On September 10, 2017, Hurricane Irma made landfall as a Category 4 hurricane at Cudjoe Key, causing billions of dollars of damage throughout the keys. She will never be forgotten. Six months later, her rampage is starkly evident in the upper keys. Don Duchane, an Islamorada resident of 25 years, rode out the storm in a friends hurricane fortified home and states, “Never again! I stayed for Charlie, Gordon, Wilma, and Katrina but I will never stay for another Cat 4, and probably not a Cat 3”. He recalls those hours as the scariest in his life. “I thought I was going to die”.
As you enter the upper keys from Homestead, there are little remnants of the storm. Small sections of the large black fence that runs along Highway 1 are missing and there is some repair to areas of erosion but the mangroves of the Everglades are lush and green. Closer to Key Largo, Irma’s visit becomes more obvious. The view from atop Jewfish Creek, once a verdant and turquoise spectacle, now a muted palette with hues of brown from large patches of dead mangroves.

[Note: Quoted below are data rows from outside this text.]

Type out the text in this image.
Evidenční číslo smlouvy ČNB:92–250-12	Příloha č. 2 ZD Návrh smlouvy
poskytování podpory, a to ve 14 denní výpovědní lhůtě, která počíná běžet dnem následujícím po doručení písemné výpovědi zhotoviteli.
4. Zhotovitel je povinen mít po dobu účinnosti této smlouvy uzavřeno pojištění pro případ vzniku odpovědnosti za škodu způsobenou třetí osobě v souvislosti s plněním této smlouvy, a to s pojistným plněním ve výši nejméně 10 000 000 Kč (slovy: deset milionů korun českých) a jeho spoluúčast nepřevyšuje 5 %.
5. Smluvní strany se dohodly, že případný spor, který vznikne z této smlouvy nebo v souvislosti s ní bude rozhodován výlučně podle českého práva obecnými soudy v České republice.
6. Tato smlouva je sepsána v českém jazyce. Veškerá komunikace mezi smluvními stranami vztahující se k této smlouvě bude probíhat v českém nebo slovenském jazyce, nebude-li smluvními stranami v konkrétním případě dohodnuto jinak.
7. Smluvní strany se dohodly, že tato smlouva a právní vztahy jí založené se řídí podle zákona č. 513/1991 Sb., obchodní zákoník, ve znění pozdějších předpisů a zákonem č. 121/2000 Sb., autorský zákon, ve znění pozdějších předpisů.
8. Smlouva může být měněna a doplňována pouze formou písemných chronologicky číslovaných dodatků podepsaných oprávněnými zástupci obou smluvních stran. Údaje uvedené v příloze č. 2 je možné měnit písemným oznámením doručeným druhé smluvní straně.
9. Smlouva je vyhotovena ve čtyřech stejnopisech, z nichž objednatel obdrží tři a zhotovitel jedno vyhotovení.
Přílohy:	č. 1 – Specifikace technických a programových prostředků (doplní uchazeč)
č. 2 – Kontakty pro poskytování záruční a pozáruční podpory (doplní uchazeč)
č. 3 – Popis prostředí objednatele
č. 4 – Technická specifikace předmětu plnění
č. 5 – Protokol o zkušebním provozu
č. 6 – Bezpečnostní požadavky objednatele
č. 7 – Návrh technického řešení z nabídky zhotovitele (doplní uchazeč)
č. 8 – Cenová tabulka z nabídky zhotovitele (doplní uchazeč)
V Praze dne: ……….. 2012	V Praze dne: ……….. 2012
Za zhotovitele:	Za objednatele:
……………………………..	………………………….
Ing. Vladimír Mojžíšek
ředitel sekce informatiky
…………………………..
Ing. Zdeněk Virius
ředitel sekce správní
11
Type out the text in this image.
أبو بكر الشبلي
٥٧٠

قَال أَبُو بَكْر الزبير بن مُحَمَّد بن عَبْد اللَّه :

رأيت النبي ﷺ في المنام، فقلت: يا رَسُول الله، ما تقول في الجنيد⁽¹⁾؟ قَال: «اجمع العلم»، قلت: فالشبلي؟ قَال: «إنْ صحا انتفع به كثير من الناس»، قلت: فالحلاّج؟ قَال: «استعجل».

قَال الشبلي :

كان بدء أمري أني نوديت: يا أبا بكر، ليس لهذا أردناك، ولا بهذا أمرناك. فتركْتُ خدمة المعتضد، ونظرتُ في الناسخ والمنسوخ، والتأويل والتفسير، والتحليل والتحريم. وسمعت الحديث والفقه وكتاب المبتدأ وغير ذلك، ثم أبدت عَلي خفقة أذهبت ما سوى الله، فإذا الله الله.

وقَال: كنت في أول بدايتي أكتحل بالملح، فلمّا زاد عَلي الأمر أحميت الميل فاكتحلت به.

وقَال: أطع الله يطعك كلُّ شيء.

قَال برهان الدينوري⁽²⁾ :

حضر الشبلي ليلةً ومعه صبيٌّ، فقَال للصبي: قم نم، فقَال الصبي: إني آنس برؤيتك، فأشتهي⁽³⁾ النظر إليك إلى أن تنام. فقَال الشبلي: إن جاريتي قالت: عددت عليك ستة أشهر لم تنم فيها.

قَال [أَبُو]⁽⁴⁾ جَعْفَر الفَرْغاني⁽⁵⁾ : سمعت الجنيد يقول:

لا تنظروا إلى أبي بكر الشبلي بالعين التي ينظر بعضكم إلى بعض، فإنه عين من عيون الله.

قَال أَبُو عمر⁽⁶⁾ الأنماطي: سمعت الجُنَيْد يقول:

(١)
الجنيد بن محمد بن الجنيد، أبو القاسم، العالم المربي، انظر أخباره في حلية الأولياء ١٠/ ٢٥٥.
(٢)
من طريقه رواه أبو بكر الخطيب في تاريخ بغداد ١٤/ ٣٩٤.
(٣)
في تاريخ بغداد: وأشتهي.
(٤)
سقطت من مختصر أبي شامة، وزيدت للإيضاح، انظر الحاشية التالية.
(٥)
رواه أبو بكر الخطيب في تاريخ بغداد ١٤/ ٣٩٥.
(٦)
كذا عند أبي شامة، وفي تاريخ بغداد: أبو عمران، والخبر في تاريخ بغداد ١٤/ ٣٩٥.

Deeper into Key Largo, many trees are awkwardly leaning as if they were frozen in time making a homage to the hurricane gods. Others are straightened, yet splinted at the bases to ensure they reestablish a strong root system. As the Overseas Highway leads south, there are more barren trees, stripped completely of their foliage, still after 6 months. Just north of Islamorada, the remains of a large ocean side trailer park remains fenced off and guarded by security. Once vacation hideaways are tossed about the barren space like tin cans.
Middle Islamorada becomes increasingly more depilated, many trees either no longer present or without the foliage seem to give a more open-air appearance. Many businesses are operating without signage or have undergone major renovations. The restaurants are full of patrons and many of the smaller hotels are open. Sadly, Postcard Inn took a hard hit and remains closed. Its marina was completely destroyed and is undergoing a remodel. It is unsure when it will reopen and if it will provide the same sports fishing activities as it did pre-Irma.
Continuing south, large concrete skeletons line the east side of the island, people rebuilding their homes, rebuilding their dreams. The old icons of Islamorada are alive and well: Loreli, Morada Bay, Islamorada Fish Company, Lazy Days, Bud and Mary’s, and Robbie’s all with full parking lots and lots of tourist supporting our little piece of island heaven.
The drive towards Marathon is very sad. Anne’s beach remains closed, it’s entryway draped in yellow caution tape. Sometimes Mother Nature has her way and she can have a strong disciplinary hand. Homes are leveled or just concrete skeletons of once million dollar paradises, large lots of blank sand surrounded by fences where a home and trees once stood. There is a flurry of activity to rebuild. Many homes have containers or dumpsters in the yard with obvious signs of construction, debris is almost completely removed and fallen trees are few and far between.
Despite Irma’s lasting footprint, the small roadside accesses are filled with families and friends picnicking and fishing. Boats fill the stunning turquoise water and the air smells of salt and Saturday afternoon BBQ. The keys are resilient and nothing says #keysstrong than this lone flag posted along Route 1 on Long Key.